SG2000 - Oncology
SG2000 (formerly known as SJG-136) is a highly potent DNA interactive molecule that has demonstrated promising anti-tumor activity in multiple tumor types across a number of preclinical and clinical studies.
Molecule Class
SG2000 is a highly potent C2-unsaturated pyrrolobenzodiazepine (PBD) dimer. PBDs are naturally occurring anti-tumor molecules, which can be isolated from various streptomyces species. SG 2000 is a synthetic version of PBD which was rationally designed by Spirogen, an Auven Therapeutics portfolio Company.
Clinical Trials
SG2000 is currently in a Phase II NCI sponsored study in platinum resistant and refractory ovarian cancer. Details of the ongoing study can be found at: NCT01200797. Further trials are planned in Europe.
In four Phase I trials, a total of 69 patients were treated with SG2000 on various schedules. Three objective partial responses were seen in refractory ovarian carcinoma (64% decrease), ALL (84% blasts reduced to 10%) and a poorly differentiated carcinoma (>30% decrease). Furthermore, 16 cases of stable diseases were noted across all centres. These trials all involved heavily pre-treated patients and dose escalation.
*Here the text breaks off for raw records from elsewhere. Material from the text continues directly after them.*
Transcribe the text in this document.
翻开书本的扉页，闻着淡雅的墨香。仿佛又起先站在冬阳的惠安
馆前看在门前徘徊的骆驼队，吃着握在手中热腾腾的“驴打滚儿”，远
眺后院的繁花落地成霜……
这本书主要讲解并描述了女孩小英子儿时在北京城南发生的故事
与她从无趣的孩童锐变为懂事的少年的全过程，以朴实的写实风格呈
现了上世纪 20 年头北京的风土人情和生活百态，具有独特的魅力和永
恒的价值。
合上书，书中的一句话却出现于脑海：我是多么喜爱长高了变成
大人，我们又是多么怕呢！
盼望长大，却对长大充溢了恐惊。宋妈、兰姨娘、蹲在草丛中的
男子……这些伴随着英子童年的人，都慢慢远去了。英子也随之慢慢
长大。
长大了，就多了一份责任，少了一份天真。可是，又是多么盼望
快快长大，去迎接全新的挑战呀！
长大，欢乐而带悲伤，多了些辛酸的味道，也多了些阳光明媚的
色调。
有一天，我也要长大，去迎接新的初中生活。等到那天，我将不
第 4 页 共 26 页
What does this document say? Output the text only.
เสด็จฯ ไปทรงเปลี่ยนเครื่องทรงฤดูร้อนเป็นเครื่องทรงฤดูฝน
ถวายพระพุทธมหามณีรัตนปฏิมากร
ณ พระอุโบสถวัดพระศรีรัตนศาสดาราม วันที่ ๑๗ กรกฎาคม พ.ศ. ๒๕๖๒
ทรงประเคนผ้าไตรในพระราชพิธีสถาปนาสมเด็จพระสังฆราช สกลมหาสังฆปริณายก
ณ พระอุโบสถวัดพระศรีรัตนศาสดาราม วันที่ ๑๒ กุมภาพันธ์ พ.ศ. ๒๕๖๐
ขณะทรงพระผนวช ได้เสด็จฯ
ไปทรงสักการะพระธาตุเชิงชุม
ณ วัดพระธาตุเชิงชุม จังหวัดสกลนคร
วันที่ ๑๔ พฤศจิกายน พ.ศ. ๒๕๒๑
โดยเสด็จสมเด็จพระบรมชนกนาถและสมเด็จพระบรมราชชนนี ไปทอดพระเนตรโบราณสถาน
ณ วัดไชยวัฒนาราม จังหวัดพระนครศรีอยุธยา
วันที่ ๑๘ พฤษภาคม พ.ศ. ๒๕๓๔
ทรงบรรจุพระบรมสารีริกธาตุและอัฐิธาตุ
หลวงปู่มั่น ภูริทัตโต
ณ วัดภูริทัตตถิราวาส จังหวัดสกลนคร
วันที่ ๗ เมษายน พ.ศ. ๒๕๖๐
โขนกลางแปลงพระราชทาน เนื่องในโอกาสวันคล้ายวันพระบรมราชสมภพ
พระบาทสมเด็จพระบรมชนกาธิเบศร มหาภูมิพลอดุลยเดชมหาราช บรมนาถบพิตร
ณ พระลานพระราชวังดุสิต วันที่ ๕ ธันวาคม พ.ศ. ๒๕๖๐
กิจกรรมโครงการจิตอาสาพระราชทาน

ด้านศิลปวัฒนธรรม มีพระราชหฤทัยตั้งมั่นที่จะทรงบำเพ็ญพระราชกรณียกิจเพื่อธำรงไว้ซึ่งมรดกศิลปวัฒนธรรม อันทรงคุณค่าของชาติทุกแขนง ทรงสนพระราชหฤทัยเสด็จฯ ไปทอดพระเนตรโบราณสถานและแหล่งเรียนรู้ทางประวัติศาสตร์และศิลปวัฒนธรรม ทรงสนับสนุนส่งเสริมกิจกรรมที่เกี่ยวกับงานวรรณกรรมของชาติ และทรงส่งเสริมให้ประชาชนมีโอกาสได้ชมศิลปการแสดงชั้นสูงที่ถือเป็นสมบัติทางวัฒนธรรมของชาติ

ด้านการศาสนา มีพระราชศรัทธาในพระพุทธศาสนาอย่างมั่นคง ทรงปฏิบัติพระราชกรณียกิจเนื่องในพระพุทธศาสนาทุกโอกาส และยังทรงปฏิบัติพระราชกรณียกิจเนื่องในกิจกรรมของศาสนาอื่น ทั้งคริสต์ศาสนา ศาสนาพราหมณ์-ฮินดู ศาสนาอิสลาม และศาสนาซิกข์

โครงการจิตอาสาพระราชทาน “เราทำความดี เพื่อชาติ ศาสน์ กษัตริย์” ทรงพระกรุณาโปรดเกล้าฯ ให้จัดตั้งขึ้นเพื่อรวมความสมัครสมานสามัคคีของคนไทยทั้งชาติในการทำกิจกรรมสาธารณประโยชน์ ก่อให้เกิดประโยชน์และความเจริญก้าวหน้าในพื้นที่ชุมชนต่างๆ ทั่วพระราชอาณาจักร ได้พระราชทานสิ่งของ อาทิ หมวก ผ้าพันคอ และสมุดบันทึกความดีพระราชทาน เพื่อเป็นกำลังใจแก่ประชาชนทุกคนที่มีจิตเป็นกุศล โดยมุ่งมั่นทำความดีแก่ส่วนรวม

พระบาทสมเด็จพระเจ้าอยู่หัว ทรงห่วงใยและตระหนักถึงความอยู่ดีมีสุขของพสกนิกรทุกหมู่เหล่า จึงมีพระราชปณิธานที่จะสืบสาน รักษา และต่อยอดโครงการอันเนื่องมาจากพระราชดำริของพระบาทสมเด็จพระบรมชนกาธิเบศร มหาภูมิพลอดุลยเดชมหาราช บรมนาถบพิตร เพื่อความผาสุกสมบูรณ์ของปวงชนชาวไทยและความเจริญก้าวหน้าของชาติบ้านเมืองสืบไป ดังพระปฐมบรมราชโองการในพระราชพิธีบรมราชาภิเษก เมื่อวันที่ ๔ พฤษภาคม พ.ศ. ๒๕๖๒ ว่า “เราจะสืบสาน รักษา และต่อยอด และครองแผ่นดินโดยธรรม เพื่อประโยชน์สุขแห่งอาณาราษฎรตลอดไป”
The primary dose limiting toxicities (DLTs) were recorded as fatigue and lower limb edema (atypical VLS). Transient elevated LFTs were observed; myelotoxicity was not seen. These DLTs were reversible upon treatment cessation and a short prophylactic course of dexamethasone was adequate to ameliorate the worst of the symptoms. A Phase II dose is recommended as 30 μg/m2 i.v. daily for three days every three weeks.
Mechanism of Action
SG2000 possesses a novel mechanism of action which differentiates it from conventional cytotoxic and cross-linking agents. Adducts i.e. a piece of DNA that is bonded to a cancer-causing chemical are produced by commonly used chemotherapies like cisplatin and melphalan results in a variety of recognizable distortions in the DNA double helix. The majority of these adducts are recognized and removed by nucleotide excision repair (NER) factors. SG2000 has been rationally designed so that cross-links formed by this molecule do not distort the DNA double helix and so are able to ‘slip under the radar’ of NER. SG2000-induced cross-links persist and permit the molecule to exert its effect longer. This property makes SG2000 highly active in refractory tumors especially those where NER mechanisms are up-regulated (e.g., cisplatin resistance). Eventually, adducts are removed by homologous recombination repair (HRR) and defects in this system can be exploited to increase the potency of SG2000. Biomarker stratification processes based on defective DNA repair mechanisms promise to provide a significant boost to clinical efficacy.
Development program funding
The development program has benefited from more than $20 million of investment to date, including significant sponsorship from Cancer Research UK and the National Cancer Institute in the USA.